The problem of cooling the machine room (13) is solved in an advantageous embodiment of the invention by using the so-called Venturi effect in terms of energy very cheaply. The suction air flow leaves the blower (1) on the pressure side at a very high speed. In the immediate vicinity of the air outlet, a tubular air supply (10) open to the machine room (13) is created at an acute angle. The open part ends in the immediate vicinity of the largest heat source in the machine room (13). The very fast flowing air, which leaves the blower (1), creates a lower pressure in the air supply (10) at an acute angle. pressure, which in turn leads to the extraction of warm air from the machine room (13). A non-return flap (10a) prevents the air from entering the machine room (13).
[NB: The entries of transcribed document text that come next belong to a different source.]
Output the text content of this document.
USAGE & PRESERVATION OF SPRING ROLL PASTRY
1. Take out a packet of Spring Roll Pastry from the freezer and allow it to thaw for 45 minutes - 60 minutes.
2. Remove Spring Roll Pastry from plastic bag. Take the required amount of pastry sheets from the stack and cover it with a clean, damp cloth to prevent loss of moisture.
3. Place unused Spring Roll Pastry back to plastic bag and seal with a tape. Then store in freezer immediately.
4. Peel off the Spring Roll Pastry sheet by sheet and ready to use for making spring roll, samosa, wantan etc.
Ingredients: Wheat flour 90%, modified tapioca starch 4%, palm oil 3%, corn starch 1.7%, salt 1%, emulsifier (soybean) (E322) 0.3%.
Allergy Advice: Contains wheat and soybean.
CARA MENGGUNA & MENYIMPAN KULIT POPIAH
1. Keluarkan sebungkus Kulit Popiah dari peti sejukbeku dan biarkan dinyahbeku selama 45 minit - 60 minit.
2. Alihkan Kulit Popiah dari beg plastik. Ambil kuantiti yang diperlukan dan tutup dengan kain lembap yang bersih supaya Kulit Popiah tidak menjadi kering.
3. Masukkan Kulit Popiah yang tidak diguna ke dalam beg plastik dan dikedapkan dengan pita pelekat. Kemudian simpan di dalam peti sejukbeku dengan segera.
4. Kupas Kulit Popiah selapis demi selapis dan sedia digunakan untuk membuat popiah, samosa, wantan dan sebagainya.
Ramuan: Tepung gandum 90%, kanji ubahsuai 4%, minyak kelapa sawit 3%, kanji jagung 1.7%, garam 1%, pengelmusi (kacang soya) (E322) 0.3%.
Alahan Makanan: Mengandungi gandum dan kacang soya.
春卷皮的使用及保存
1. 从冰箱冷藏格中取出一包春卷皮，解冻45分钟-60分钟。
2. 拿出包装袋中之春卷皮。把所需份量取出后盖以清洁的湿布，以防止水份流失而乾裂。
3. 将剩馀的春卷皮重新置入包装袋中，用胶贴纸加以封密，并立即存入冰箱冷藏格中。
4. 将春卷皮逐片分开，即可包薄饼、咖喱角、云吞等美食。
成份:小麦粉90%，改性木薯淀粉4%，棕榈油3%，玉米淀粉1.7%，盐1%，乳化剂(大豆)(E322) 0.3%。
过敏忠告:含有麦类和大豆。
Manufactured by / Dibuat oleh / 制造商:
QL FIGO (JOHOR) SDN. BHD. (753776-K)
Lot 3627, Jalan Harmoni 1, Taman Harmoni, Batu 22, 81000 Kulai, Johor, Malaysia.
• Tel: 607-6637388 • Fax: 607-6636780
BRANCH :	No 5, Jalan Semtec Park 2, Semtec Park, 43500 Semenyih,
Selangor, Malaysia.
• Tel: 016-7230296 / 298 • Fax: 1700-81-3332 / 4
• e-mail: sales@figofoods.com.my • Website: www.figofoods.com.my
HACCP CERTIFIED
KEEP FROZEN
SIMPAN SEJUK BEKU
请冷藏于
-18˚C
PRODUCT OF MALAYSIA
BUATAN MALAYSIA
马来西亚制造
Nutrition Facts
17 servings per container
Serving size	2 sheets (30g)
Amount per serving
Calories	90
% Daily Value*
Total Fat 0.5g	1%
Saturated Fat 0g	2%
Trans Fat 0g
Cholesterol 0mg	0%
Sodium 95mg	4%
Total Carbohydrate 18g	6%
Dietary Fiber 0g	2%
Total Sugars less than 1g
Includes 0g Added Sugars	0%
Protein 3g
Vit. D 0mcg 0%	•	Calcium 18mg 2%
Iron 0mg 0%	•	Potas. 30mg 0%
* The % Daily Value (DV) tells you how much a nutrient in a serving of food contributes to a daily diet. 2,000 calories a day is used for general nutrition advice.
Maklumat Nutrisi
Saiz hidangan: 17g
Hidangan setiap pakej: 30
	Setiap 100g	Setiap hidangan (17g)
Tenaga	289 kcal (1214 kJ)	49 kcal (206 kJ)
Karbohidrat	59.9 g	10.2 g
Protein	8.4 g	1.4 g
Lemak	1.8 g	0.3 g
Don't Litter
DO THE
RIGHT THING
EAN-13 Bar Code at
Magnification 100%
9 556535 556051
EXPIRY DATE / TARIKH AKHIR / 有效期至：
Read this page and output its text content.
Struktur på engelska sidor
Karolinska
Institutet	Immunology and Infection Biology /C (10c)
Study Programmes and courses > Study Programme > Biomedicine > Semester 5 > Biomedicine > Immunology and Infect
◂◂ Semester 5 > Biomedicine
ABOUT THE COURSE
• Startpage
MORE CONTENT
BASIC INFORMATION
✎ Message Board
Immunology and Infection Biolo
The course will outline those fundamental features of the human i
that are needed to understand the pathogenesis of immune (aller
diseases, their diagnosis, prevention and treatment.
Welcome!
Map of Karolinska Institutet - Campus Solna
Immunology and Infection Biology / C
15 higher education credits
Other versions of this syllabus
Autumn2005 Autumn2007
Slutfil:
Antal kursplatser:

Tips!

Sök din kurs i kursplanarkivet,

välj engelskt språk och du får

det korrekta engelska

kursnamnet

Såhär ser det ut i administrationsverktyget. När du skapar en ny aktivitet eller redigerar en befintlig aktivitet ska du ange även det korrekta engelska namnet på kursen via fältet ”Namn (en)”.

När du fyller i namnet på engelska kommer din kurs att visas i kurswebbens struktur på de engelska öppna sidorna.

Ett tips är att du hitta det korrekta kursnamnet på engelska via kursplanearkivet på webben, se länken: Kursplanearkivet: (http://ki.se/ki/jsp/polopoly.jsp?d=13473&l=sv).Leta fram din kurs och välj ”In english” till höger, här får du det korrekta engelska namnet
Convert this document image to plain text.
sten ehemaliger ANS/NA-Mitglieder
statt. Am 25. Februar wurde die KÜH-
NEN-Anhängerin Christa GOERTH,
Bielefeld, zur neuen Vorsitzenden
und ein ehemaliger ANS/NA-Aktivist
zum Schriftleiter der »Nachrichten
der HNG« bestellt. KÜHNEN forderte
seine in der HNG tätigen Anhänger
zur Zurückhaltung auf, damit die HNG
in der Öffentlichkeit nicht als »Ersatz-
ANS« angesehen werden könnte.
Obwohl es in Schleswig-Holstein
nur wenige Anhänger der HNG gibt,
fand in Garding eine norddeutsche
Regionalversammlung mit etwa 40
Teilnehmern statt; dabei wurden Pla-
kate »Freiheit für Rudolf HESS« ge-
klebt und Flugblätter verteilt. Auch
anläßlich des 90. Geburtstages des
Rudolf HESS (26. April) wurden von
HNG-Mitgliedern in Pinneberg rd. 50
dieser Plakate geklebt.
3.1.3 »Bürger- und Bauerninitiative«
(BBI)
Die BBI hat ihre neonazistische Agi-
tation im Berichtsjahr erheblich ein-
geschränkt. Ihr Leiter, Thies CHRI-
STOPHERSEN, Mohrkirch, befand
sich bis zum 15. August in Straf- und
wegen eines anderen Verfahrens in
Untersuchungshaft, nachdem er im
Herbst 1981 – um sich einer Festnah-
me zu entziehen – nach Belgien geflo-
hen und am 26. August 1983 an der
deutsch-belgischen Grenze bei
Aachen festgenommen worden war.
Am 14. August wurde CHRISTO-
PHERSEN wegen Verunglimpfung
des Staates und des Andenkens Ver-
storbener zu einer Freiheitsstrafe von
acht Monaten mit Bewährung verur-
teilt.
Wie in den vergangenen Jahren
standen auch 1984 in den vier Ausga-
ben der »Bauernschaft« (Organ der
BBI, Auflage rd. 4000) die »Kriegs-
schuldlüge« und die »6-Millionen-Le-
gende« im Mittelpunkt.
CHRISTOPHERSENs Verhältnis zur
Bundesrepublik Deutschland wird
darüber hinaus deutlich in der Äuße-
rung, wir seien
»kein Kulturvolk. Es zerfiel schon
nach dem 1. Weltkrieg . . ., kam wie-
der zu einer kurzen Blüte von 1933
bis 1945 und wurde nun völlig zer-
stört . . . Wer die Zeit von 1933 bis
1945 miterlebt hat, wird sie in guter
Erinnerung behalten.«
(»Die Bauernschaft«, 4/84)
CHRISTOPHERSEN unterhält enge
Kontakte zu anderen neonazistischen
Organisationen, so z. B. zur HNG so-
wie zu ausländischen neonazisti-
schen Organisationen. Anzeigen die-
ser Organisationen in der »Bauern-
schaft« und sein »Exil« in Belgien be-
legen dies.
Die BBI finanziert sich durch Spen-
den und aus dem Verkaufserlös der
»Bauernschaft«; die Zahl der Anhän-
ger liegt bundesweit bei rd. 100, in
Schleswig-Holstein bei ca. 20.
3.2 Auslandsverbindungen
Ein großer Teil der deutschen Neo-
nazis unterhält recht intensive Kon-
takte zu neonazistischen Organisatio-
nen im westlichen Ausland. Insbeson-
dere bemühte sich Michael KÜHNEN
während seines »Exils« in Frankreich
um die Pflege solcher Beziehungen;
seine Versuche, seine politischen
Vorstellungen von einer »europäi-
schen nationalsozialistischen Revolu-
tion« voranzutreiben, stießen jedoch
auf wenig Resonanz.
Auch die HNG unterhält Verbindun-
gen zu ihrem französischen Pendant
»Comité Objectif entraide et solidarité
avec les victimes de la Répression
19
This advantageous embodiment makes it possible to achieve a sufficiently good cooling effect in the machine room (13) without additional energy expenditure.

Reference list

1 blower

2 suction hose

3 gathering room

4 separation chamber

4a separation room

5 speed increase

(Cross-section reduction)

6 flow channels

7 ultra-fine filters

8 last partition

9 Automatic cleaning

10 air connection

10a - check valve

11 larger particles

12 lids

13 engine room

14 air deflection point

15 lower partition

Claims

Expectations

1. Suction dredger according to the thin-stream conveying principle, for the main use in excavating soil in the area of buried supply systems with

- a radial suction fan for generating the necessary suction air flow,

- a pneumatic suction hose with an integrated suction crown for targeted absorption of the suction material,

a tilting container in which the pneumatic suction hose opens and in which the suction material is separated from the air flow by gravity,

characterized in that the lower air deflection points (14) of the separation chambers (4) are located near the center of the chambers, as a result of which a separation space (4a) is created below these air deflection points (14a), which is no longer flowed through by the suction air and the material once separated cannot be carried away again and which reaches the greatest possible volume by inclining the lower partition (15).

2. suction excavator according to claim 1,

characterized in that a uniform increase in speed (5) takes place directly in front of the lower air deflection points (14) of the separation chambers (4) by reducing the cross-section across the entire width of the flow channel.

3. suction dredger according to claim 1 and 2,

characterized in that the separation chambers (4) are arranged in the rear and front part of the tilting container.

4. suction dredger according to claim 1,

characterized in that the fine filter unit (7), consisting of several filter cartridges, is integrated in the front part of the tilting container.

5. suction dredger according to claim 1, 3 and 4

characterized in that the integration of the collecting space (3), separation chambers (4) and ultra-fine filter unit (7) in the tilting container means that the entire deposited material is completely emptied with each tilting process.

6. suction dredger according to claim 1, 4 and 5,

characterized in that the last partition (8) in front of the fine filter (7) in the direction of flow is air-permeable and thus an inflow occurs not only vertically but also horizontally and the inflow speed is thereby considerably reduced.

7. suction dredger according to claim 1,

characterized in that the suction air flow is used for ventilation and cooling of the machine room (13).

8. suction dredger according to claim 1 and 7,

characterized in that the machine room ventilation is provided by a ventilation connection (10) which opens at the pressure outlet of the blower (1) at an acute angle to the direction of flow and opens towards the machine room (13) with a non-return flap (10a).

9. suction dredger according to claim 1, 7 and 8

characterized in that the free opening of this open air connection (10) ends in the immediate vicinity of the largest heat source of the machine room (13).